I recently took my 11 year old son for his yearly well visit with the pediatrician.  At the end of the appointment, and after being assured all was indeed well, the doctor handed me a nifty little printout detailing the visit.  The first page listed current height and weight, any labs and tests ordered, results from vision and hearing screening, and any follow up appointments that needed scheduling.  How nice to have all that information neatly summarized on one page for easy reference – thank you, electronic medical records.

Then I turned the page.

The next page was captioned “11-14 Year Old Adolescent Visit”.  Adolescent?  My visceral reaction to reading this was “Holy sh*tballs!
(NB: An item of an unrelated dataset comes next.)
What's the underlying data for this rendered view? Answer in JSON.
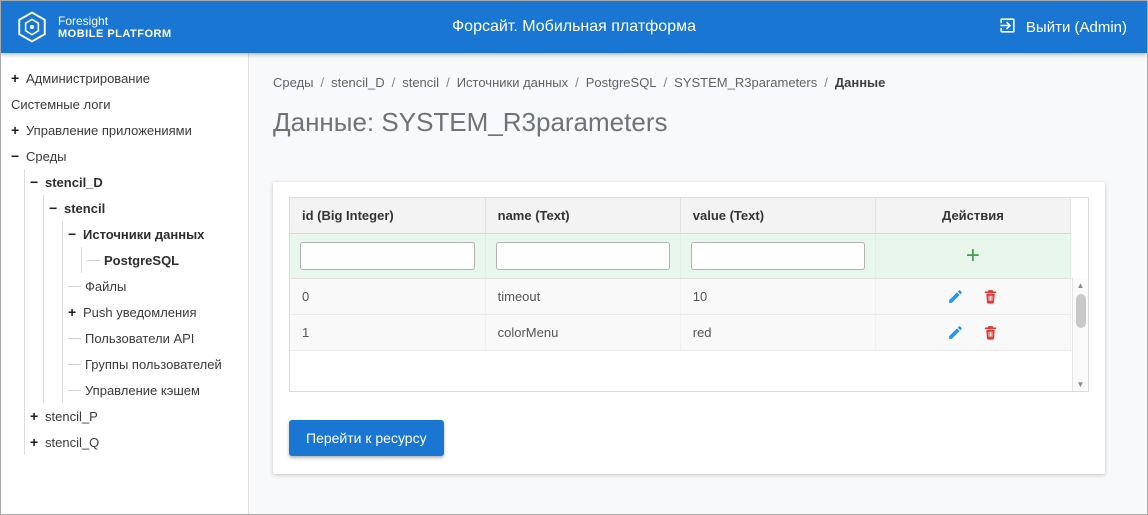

For reals?  Where did that come from?” I was just getting used to the term tween.  Tween is cute.  Last week he was still 10 years old.  This week he’s 11 and suddenly the word adolescent is being bandied about?  That just has a clinical ring to it I’m not sure I’m ready for.

And “11” is light years away from “14”.  In my inner panic all I could picture was a sullen, monosyllabic sleeping and eating machine who is six inches taller than me, at risk for trigger thumb from too much texting and suddenly interested in commercials for Axe deodorant.  This is a far cry from my sweet little boy who still reaches for my hand whenever we cross a busy street (if no one’s looking, of course).

I don’t know why I was so floored.  From infant to toddler to preschooler to big kid to tween (and technically I think I can still hold on to that one), my son’s new identifier as “11-14 Year Old Adolescent” is just the next step, right?  But there it was in black and white, mocking me as if to say “ready or not, here I come!”

The document went on to list information and guidelines about topics such as school performance, immunizations, testing, nutrition and oral health, physical, social and emotional development, and talking to your newly minted adolsecent about “risk behaviors” – you can just imagine what that’s about.

“Doctor,” I said, “Don’t get me wrong, I think this handout is great, but that ‘11-14 Year Old Adolescent’ thing kind of grabbed me by the throat.”  This man, who has been my son’s pediatrician for 10 years, laughed and said, “Yes, I know it’s a shock, but it’s here.”

And the hormone talk, like spring, must be in the air.  A few days later as I was looking over the curriculum topics to be covered in his class after the spring break, I noticed that “Puberty” was nestled in there between the Latin American Unit, Rocks and Minerals, and Essays and Fiction Writing.

I turned to my son and asked him if he knew what puberty was.  “I don’t know”, he shrugged “something about growing up, I guess”.

I have this tucked away. . .

Like the doctor said, it’s here.

It’s really here.

Have you had “the talk” with your kids yet?  How did you handle it?  What’s in store?  I really want to know!